Disponible en / Available in: Español
The “la Caixa” Foundation approves a grant of 12,900.00 € to the project “Educate is Health in Cystic Fibrosis” of the Respiralia Foundation.
The objective of the project “Education equals Health in Cystic Fibrosis”.
Cystic Fibrosis is a disease that requires daily treatment, both medication and respiratory physiotherapy and endurance exercises. The project “Education equals Health in Cystic Fibrosis” offers the necessary tools for the users of this service to manage the treatment of their disease in the most autonomous way possible.
Improving quality of life
Knowing how to apply the Autogenic Drainage technique, inhaled therapy and hygienic measures correctly provides freedom from excessive dependence on the physiotherapy team. Thus, leisure, work or study trips can be made with the peace of mind of knowing that respiratory physiotherapy sessions will be performed productively anywhere.
Co-Responsibility
A person with Cystic Fibrosis should have two physiotherapy sessions a day. That means 14 weekly sessions, so the responsibility for the treatment to be productive always lies with the person who has the disease and not with the professional team that only treats him or her once or twice a week. Therefore, the professional team has the responsibility to train the person using the service, but this person has the responsibility to learn and apply the techniques correctly during the week.

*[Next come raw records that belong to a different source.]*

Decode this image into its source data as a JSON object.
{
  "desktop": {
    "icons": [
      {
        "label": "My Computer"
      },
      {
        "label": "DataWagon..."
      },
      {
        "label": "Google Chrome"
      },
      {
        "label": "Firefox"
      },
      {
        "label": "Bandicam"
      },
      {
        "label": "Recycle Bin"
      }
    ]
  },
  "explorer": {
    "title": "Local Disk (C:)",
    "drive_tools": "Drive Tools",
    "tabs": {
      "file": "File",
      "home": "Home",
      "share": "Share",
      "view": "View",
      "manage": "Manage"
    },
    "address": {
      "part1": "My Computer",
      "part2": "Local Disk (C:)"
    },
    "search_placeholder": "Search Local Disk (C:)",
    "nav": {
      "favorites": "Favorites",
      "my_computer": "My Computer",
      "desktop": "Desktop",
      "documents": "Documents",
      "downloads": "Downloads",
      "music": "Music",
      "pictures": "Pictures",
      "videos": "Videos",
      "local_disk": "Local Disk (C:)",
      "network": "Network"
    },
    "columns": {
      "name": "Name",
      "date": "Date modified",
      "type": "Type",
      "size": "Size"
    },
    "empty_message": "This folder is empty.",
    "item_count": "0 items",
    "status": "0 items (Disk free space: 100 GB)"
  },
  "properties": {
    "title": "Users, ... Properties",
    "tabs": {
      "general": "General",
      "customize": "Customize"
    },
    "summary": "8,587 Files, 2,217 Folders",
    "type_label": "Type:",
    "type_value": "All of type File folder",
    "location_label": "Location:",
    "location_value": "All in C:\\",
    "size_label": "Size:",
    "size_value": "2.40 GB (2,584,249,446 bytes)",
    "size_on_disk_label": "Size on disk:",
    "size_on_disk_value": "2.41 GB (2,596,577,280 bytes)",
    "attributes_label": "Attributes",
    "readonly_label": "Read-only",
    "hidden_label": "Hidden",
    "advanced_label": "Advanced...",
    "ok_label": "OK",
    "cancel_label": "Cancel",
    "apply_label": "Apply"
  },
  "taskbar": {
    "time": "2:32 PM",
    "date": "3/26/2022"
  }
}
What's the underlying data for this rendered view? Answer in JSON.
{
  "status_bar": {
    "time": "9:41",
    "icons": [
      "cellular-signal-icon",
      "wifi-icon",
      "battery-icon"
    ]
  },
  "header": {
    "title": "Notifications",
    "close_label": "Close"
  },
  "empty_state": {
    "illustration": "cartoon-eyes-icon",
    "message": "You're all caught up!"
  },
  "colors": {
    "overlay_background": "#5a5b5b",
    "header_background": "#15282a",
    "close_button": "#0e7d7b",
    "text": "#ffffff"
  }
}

The continuous evaluation system
This project is based on continuous evaluation. For this, through a form containing all the aspects to be covered during the training, it is possible to monitor the evolution of this training. The assignment to practice at home what has been learned in the session with the professional team and the demonstration of what has been practiced in the following session is a way to improve adherence to the treatment, as well as to improve the productivity of the sessions.
What is Cystic Fibrosis?
Cystic Fibrosis is a genetic, serious and degenerative disease that to date has no cure.
It mainly affects the respiratory, digestive, reproductive and sweat glands.
You can see the infographic published by the Cystic Fibrosis Spanish Federation in this link or see how Dani tells us what this disease is for him in this vídeo.
Currently, more than 2000 mutations are known in the gene that is defective in people with Cystic Fibrosis, although only about 150 mutations are described as causing the disease.
Statistics show that 1 in 5,000 people in Spain has Cystic Fibrosis (1 in 6,400 in the Balearic Islands) and 1 in 35 people is a carrier of a gene that causes the disease (1 in 40 in the Balearic Islands).
In the Balearic Islands there are 76 known diagnosed cases, but statistics speak of between 85 and 90 possible cases.
The awareness project of the Respiralia Foundation aims to raise awareness of this disease in order to discover those cases of people who have Cystic Fibrosis but have not yet been diagnosed.